GlobalML ∘ Machine learning ∘ Computer vision ∘ Data analysis ∘ Artificial intelligence

Portfoio Details

Home
Portfoio Details

1. MTBF prediction for oilfield equipment

Category: Forecasting systems
Client: Major oil company
Project date: 2017

Design a methodology to forecast the Mean Time Between Failures (MTBF) of downhole equipment and establish a maintenance schedule for well operations. Additionally, develop a system to determine the technical operating limit of equipment within a well. The overall objective is to create a predictive system that estimates the MTBF of equipment based on specific parameters for a defined group.

Distribution function

Objective Formulation

Elements of the input data describing oil wells

Numerical: 'Head', 'Descent depth', 'Production', '% of water (mode)', as well as input data for Flow and Preassure parametr in oil wells.
Categorical (full binarization): 'Reason for previous stop', 'Affiliation', 'Power supply, contractor', 'Pump type', 'Operating mode', 'ESP, manufacturer', 'Protector, manufacturer', 'Submersible electric motor, manufacturer', 'Cable, manufacturer', etc.

Target parameter: MTBF (in days)

Issues affecting prediction: lots of missing data

Initial input processing

Used features of additional tables

Only pump data is used
Numerical: 'Q value', 'Left zone', 'Right zone', 'Rating F', 'Q', 'H', 'Power', 'Efficiency'
Categorical (full binarization): 'VENDOR', 'TYPERU', 'TYPEFGN'.

Used classifier: Catboost

Result after initial processing (SMAPE): 0.734

Two Parameter Weibull Distribution

We used two-parameter Weibull distribution, which describes the time to failure and takes into account coefficient k, which characterizes the change in the failure rate over time.

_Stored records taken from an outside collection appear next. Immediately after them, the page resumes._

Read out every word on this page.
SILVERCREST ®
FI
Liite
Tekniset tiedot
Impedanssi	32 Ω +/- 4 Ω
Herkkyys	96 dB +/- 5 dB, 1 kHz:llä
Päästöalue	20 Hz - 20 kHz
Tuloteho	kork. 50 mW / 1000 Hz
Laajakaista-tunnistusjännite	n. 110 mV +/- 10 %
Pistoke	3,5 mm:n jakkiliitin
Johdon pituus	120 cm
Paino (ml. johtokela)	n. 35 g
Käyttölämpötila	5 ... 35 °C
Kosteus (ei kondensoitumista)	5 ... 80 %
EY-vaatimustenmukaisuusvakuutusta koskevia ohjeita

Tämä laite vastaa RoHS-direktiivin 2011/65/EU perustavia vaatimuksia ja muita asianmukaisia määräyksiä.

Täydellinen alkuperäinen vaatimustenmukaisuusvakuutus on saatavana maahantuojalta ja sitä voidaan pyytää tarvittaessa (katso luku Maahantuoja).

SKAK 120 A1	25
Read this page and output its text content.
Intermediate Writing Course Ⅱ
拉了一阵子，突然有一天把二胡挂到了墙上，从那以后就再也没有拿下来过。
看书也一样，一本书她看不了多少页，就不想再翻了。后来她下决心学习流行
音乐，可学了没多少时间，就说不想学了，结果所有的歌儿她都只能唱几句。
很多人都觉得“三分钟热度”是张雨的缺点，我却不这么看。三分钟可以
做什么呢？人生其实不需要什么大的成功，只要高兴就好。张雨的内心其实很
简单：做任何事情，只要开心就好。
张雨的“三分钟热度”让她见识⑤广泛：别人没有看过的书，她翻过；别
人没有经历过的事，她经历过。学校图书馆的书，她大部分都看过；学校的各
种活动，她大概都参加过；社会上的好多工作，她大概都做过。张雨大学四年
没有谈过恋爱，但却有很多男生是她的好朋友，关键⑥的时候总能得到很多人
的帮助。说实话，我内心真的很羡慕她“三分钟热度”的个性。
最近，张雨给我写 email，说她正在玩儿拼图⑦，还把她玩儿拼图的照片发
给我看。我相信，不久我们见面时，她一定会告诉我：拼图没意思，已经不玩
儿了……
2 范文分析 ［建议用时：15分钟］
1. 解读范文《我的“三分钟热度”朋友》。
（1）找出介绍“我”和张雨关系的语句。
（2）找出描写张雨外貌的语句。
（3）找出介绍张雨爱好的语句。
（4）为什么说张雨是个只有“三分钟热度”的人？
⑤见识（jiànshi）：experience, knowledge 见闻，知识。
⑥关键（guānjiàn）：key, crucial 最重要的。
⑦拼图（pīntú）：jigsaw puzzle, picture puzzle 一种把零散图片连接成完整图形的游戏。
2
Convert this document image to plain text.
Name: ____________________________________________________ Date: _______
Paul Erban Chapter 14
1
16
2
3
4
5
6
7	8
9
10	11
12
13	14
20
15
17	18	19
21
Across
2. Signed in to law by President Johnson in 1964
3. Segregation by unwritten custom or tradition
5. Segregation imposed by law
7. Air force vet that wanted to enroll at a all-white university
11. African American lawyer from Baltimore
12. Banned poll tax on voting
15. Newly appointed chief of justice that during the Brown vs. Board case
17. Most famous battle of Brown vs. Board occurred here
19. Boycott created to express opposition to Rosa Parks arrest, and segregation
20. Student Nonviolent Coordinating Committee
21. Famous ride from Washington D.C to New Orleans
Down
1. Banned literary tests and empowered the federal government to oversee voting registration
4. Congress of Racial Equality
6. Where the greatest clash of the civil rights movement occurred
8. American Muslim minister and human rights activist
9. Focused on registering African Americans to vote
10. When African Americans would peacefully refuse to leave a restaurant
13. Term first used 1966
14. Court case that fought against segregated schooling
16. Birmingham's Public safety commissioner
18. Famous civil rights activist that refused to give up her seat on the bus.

Adding features of Weibull Distribution by oilfield

For each oilfield's training sample for target attribute MTBF, the parameters of the Weibull distribution are automatically calculated (shape factor, expectation, variance)
The specified parameters are added, depending on the oilfield, into the training and test datasets

Result with Weibull features (SMAPE): 0.732

Result after adjusting catboost parameters (SMAPE): 0.726

2. Predicting failure of electric traction motors in locomotives

Category: Forecasting systems
Client: Industrial company
Project date: 2019

Using Data to Train Predictive Failure Models

Application of predictive failure models

The developed models allow for making the following predictions:

Forecast of probability of failure during an average of 36 hours of continuous locomotive operation 1 day from the date of the forecast using data from 6 days before the date of the forecast
The same, after 7 days from used data for 7 days
The same, after 14 days from used data for 16 days
The same, after 30 days from used data for 30 days

In the process of analyzing the data provided, the following features were found that affect the final results of forecasts

Data fragmentation
Outliers in data
Noises
Sample bias towards failures

Below are the roc-auc metrics for assessing the quality of forecast models:

Forecast in 1 day: roc-auc: 0.69
Forecast in 7 days: roc-auc: 0.65
Forecast in 14 days: roc-auc: 0.63
Forecast in 30 days: roc-auc: 0.59

3. Predicting shutdowns in peroxide-grade polypropylene production

Category: NLP
Client: CIS countries petrochemical company
Project date: 2019

Description: In the production of peroxide-grade polypropylene, the final stage involves cutting the granulate. However, a common issue arises when agglomerates sticks to the knives and clogs the space between the die and the knives. Consequently, the knives gradually move away from the die, leading to a degradation in the process and eventual equipment shutdown, resulting in significant production losses. The degradation process can be indirectly monitored by observing the presence of agglomerates on the vibrating screen. Fortunately, a wealth of telemetry data is available, offering the potential to predict process degradation in advance, typically within an hour. Additionally, extruder downtime data is also recorded, providing valuable insights. We possess a comprehensive set of telemetry data spanning an entire year.

General task: Utilize this data to develop and deploy a predictive system capable of anticipating equipment shutdowns.

As part of the pilot project, we successfully implemented and trained LSTM (Long Short-Term Memory) and GRU (Gated Recurrent Unit) models.

Obtained results (LSTM):

Training Accuracy= 0.97
Test Accuracy= 0.89

Obtained results (GRU):

Accuracy= 1.000
Test Accuracy= 0.87

These results can be further enhanced through continued collaboration with domain specialists and by implementing more advanced data preprocessing techniques.